En un comunicado, las comunidades alertaron que el Salar —uno de los humedales de altura más importantes del país— se encuentra hoy amenazado por doce proyectos mineros, de los cuales tres están en plena explotación. Para los pueblos atacameños, la presencia de las plantas industriales y la expansión de los caminos mineros contrastan con la vida que habita el salar y ponen en riesgo sus prácticas tradicionales.
Las comunidades recordaron que en diciembre de 2024 presentaron un reclamo formal por el uso arbitrario del camino comunal que atraviesa el sitio sagrado y por la mortandad de animales causada por el tránsito permanente de camiones entre los proyectos Fénix (Livent/Allkem) y Sal de Vida (Galaxy Resources). Hasta el momento, no hubo respuesta por parte de las autoridades.
Durante la jornada, el corte de ruta obligó a los vehículos mineros a desviarse por rutas alternativas, lo que —según señalaron— demuestra que existen otras vías posibles que evitan el paso por el sitio ceremonial.
El cacique Román Guitián, referente de la comunidad Atacameña del Altiplano, sostuvo que continuarán con las medidas hasta que el Gobierno de Catamarca adopte decisiones que prioricen la vida, el agua y los derechos de las comunidades.
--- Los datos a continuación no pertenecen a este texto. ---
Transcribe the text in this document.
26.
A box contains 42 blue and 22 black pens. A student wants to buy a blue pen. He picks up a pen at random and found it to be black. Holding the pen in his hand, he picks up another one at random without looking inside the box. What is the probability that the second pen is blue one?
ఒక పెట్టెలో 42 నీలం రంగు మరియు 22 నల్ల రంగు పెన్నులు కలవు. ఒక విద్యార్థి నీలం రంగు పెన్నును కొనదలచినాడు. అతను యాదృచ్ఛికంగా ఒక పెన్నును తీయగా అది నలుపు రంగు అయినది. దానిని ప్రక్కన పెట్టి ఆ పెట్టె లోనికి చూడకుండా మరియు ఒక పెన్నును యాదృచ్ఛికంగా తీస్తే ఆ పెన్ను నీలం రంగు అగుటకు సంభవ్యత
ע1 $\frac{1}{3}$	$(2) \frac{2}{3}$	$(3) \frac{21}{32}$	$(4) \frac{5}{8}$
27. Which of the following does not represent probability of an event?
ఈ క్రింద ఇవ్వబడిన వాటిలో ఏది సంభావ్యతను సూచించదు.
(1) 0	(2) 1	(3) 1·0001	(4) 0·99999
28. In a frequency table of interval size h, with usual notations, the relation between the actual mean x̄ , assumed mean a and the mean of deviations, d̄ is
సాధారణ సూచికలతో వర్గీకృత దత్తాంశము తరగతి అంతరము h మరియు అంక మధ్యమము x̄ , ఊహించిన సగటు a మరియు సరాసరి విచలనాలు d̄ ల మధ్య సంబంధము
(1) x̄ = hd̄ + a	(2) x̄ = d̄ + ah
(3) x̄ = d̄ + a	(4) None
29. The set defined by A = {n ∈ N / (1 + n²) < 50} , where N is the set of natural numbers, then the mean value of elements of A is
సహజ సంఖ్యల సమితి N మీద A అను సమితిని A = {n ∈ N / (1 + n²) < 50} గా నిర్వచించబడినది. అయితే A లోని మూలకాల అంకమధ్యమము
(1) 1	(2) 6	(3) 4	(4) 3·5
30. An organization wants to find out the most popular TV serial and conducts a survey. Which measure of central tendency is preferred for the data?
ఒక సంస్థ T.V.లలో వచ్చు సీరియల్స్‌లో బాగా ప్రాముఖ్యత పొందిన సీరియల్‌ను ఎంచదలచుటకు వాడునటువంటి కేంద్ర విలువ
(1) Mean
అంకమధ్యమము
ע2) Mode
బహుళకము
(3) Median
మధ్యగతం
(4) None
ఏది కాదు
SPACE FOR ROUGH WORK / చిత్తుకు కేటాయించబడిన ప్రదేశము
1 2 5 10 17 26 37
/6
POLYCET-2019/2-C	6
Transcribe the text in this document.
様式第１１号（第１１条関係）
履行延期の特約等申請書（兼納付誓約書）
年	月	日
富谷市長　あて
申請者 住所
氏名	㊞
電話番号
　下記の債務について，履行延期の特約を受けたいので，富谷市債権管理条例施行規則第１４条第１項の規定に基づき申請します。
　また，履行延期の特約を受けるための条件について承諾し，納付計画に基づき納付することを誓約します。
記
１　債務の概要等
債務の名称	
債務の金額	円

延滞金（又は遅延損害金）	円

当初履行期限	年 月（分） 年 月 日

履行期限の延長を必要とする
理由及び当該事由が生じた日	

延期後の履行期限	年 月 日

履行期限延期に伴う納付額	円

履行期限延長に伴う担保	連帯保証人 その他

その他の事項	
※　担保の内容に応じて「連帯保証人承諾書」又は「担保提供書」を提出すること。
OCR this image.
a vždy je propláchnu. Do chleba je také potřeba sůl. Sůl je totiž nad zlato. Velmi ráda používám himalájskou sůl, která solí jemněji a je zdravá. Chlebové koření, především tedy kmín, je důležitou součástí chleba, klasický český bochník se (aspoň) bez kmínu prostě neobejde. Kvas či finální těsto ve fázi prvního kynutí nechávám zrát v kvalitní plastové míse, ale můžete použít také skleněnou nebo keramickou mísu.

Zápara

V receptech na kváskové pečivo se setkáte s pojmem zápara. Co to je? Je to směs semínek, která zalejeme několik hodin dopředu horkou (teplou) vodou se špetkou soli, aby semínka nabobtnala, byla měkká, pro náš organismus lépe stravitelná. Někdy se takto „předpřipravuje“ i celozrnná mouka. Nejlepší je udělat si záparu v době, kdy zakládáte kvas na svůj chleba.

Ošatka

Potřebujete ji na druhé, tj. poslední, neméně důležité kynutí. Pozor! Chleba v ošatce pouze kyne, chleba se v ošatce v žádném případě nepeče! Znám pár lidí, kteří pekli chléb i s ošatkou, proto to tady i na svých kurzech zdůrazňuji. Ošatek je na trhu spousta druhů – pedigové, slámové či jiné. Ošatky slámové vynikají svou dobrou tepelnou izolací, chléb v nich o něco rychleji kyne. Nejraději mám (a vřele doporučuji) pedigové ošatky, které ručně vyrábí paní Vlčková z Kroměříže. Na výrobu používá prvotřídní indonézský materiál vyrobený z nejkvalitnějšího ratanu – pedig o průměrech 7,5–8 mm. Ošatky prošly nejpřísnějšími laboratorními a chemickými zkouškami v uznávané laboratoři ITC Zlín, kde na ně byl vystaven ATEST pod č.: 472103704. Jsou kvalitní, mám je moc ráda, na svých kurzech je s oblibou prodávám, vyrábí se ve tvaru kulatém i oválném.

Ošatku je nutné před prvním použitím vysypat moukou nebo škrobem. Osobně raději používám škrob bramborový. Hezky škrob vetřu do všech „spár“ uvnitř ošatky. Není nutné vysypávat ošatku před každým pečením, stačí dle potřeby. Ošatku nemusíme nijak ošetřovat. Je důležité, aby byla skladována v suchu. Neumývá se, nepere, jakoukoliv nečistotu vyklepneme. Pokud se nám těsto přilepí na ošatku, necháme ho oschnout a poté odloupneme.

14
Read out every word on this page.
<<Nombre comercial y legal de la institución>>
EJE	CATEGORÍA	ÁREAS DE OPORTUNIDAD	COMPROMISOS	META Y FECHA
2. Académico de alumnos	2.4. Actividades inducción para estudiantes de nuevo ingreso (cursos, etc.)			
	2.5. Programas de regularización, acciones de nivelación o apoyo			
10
“Vamos a seguir reclamando hasta que se respete la ley, la vida en el salar y los tratados internacionales. No queremos más contaminación ni atropellos sobre nuestros territorios”, expresó Guitián.
El Salar del Hombre Muerto, ubicado a más de 4.000 metros de altura, forma parte de la cuenca binacional del litio compartida con Chile. En la actualidad, es uno de los epicentros del extractivismo minero en el norte argentino, donde las comunidades reclaman que se garantice la consulta previa, libre e informada, el acceso al agua y la protección de los sitios sagrados, tal como lo establecen el Convenio 169 de la OIT y el Acuerdo de Escazú.